A few weeks ago, I spent a valuable half hour or so with my course leader, talking about the educational research project that is designed to lead me to the topic of my dissertation. Up in smoke went all my previous lofty ideals about games and simulations in learning and the balance between those immersive environments and the increasing trend towards just-in-time, learner driven, random access (call it what you will) online learning resources.

Rats! Although I realise the practical issues would have been difficult, because I have not yet had any direct involvement with a blend that includes these delivery media. Quizzes and the like are the closest I have come. So far…. ;-)
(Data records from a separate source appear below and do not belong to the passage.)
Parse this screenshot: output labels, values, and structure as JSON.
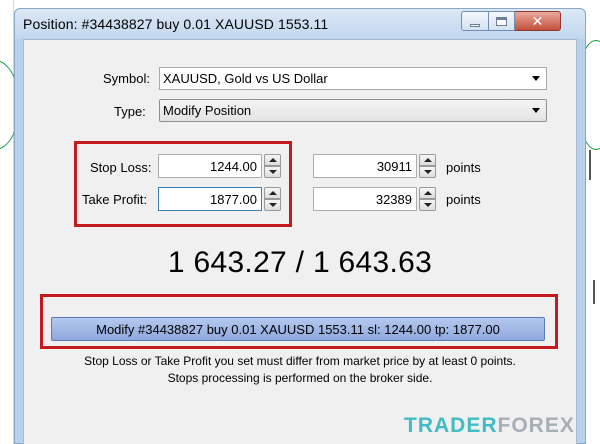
{
  "window": {
    "title": "Position: #34438827 buy 0.01 XAUUSD 1553.11"
  },
  "form": {
    "symbol_label": "Symbol:",
    "symbol_value": "XAUUSD, Gold vs US Dollar",
    "type_label": "Type:",
    "type_value": "Modify Position",
    "stop_loss_label": "Stop Loss:",
    "stop_loss_value": "1244.00",
    "stop_loss_points": "30911",
    "take_profit_label": "Take Profit:",
    "take_profit_value": "1877.00",
    "take_profit_points": "32389",
    "points_label": "points"
  },
  "quote": {
    "bid_ask": "1 643.27 / 1 643.63"
  },
  "modify_button": {
    "label": "Modify #34438827 buy 0.01 XAUUSD 1553.11 sl: 1244.00 tp: 1877.00"
  },
  "notes": {
    "line1": "Stop Loss or Take Profit you set must differ from market price by at least 0 points.",
    "line2": "Stops processing is performed on the broker side."
  },
  "watermark": {
    "part1": "TRADER",
    "part2": "FOREX"
  },
  "colors": {
    "highlight_box": "#c4191f",
    "button_fill": "#9fb6e5",
    "dialog_bg": "#f0f0f0",
    "frame": "#b9d1ea"
  }
}
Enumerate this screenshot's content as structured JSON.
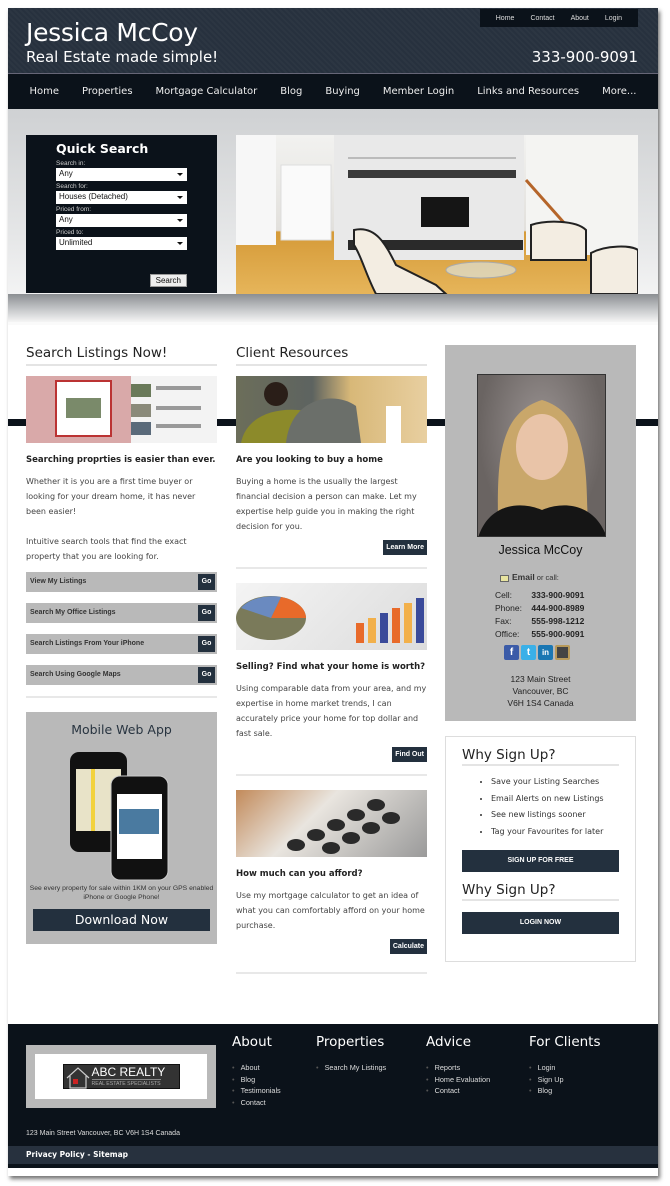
{
  "header": {
    "title": "Jessica McCoy",
    "tagline": "Real Estate made simple!",
    "phone": "333-900-9091",
    "top_nav": [
      "Home",
      "Contact",
      "About",
      "Login"
    ],
    "main_nav": [
      "Home",
      "Properties",
      "Mortgage Calculator",
      "Blog",
      "Buying",
      "Member Login",
      "Links and Resources",
      "More..."
    ]
  },
  "quick_search": {
    "title": "Quick Search",
    "fields": [
      {
        "label": "Search in:",
        "value": "Any"
      },
      {
        "label": "Search for:",
        "value": "Houses (Detached)"
      },
      {
        "label": "Priced from:",
        "value": "Any"
      },
      {
        "label": "Priced to:",
        "value": "Unlimited"
      }
    ],
    "button": "Search"
  },
  "search_listings": {
    "title": "Search Listings Now!",
    "heading": "Searching proprties is easier than ever.",
    "para1": "Whether it is you are a first time buyer or looking for your dream home, it has never been easier!",
    "para2": "Intuitive search tools that find the exact property that you are looking for.",
    "links": [
      "View My Listings",
      "Search My Office Listings",
      "Search Listings From Your iPhone",
      "Search Using Google Maps"
    ],
    "go_label": "Go"
  },
  "mobile_app": {
    "title": "Mobile Web App",
    "caption": "See every property for sale within 1KM on your GPS enabled iPhone or Google Phone!",
    "button": "Download Now"
  },
  "client_resources": {
    "title": "Client Resources",
    "items": [
      {
        "heading": "Are you looking to buy a home",
        "text": "Buying a home is the usually the largest financial decision a person can make. Let my expertise help guide you in making the right decision for you.",
        "button": "Learn More"
      },
      {
        "heading": "Selling? Find what your home is worth?",
        "text": "Using comparable data from your area, and my expertise in home market trends, I can accurately price your home for top dollar and fast sale.",
        "button": "Find Out"
      },
      {
        "heading": "How much can you afford?",
        "text": "Use my mortgage calculator to get an idea of what you can comfortably afford on your home purchase.",
        "button": "Calculate"
      }
    ]
  },
  "agent": {
    "name": "Jessica McCoy",
    "email_label": "Email",
    "email_suffix": "or call:",
    "contacts": [
      {
        "label": "Cell:",
        "value": "333-900-9091"
      },
      {
        "label": "Phone:",
        "value": "444-900-8989"
      },
      {
        "label": "Fax:",
        "value": "555-998-1212"
      },
      {
        "label": "Office:",
        "value": "555-900-9091"
      }
    ],
    "social": [
      "f",
      "t",
      "in",
      ""
    ],
    "address": [
      "123 Main Street",
      "Vancouver, BC",
      "V6H 1S4 Canada"
    ]
  },
  "signup": {
    "title": "Why Sign Up?",
    "benefits": [
      "Save your Listing Searches",
      "Email Alerts on new Listings",
      "See new listings sooner",
      "Tag your Favourites for later"
    ],
    "signup_button": "SIGN UP FOR FREE",
    "title2": "Why Sign Up?",
    "login_button": "LOGIN NOW"
  },
  "footer": {
    "logo_title": "ABC REALTY",
    "logo_sub": "REAL ESTATE SPECIALISTS",
    "columns": [
      {
        "title": "About",
        "links": [
          "About",
          "Blog",
          "Testimonials",
          "Contact"
        ]
      },
      {
        "title": "Properties",
        "links": [
          "Search My Listings"
        ]
      },
      {
        "title": "Advice",
        "links": [
          "Reports",
          "Home Evaluation",
          "Contact"
        ]
      },
      {
        "title": "For Clients",
        "links": [
          "Login",
          "Sign Up",
          "Blog"
        ]
      }
    ],
    "address": "123 Main Street Vancouver, BC V6H 1S4 Canada",
    "privacy": "Privacy Policy",
    "dash": " - ",
    "sitemap": "Sitemap"
  }
}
What she suggested however, was that I opt for an action research project. This makes sense. I am constantly seeking to drive my practice forward, but I don’t work within the education system or an organisation that gives me access to information about a cohort of learners. She recommended the Action Research website, which has proved interesting, if counterintuitive in terms of navigation.

Some useful things I have found on the site have been:

  • Jean McNiff’s booklet: Action research for professional development: concise advice for new action researchers. The document is free to download – isn’t it wonderful that some researchers are so generous with their stuff? But then, as she says in the introduction to the third edition “I have learnt from Jack (Whitehead) the power of sharing ideas to generate new ones”
  • A whole raft of action research theses, which, even if they don’t help me with the content of my own dissertation, will certainly inspire me towards a title and help me get a clearer idea of how to tackle things.
  • Margaret Farren’s many publications around action research as well as around the sort of areas that interest me.
  • Jack Whitehead’s writings - wow, this guy is prolific!
  • A list of living theory theses. It’s fascinating to see the sort of topics that make acceptable PhD theses. I was tickled pink by Eleanor Lohr’s thesis title: Love at Work: What is my lived experience of love, and how may I become an instrument of love’s purpose? I haven’t actually read the thesis yet, but wow! Just wow! It fills me with hope that this can be regarded as academic writing.
  • Action Research expeditions, which uses “the expedition as a metaphor for the processes of action research”

I have been delighted with the level of enthusiasm and passion evident in the materials. I was so afraid of having to translate my labrador-puppy-with-oversized-paws type enthusiasm and lack of panache into something erudite and urbane and, well, dry and dusty.

What I haven’t been able to establish is whether any of these folks blog. I shall have to ask. Of course, I am now brimming with enthusiasm and keen to meet them all in person.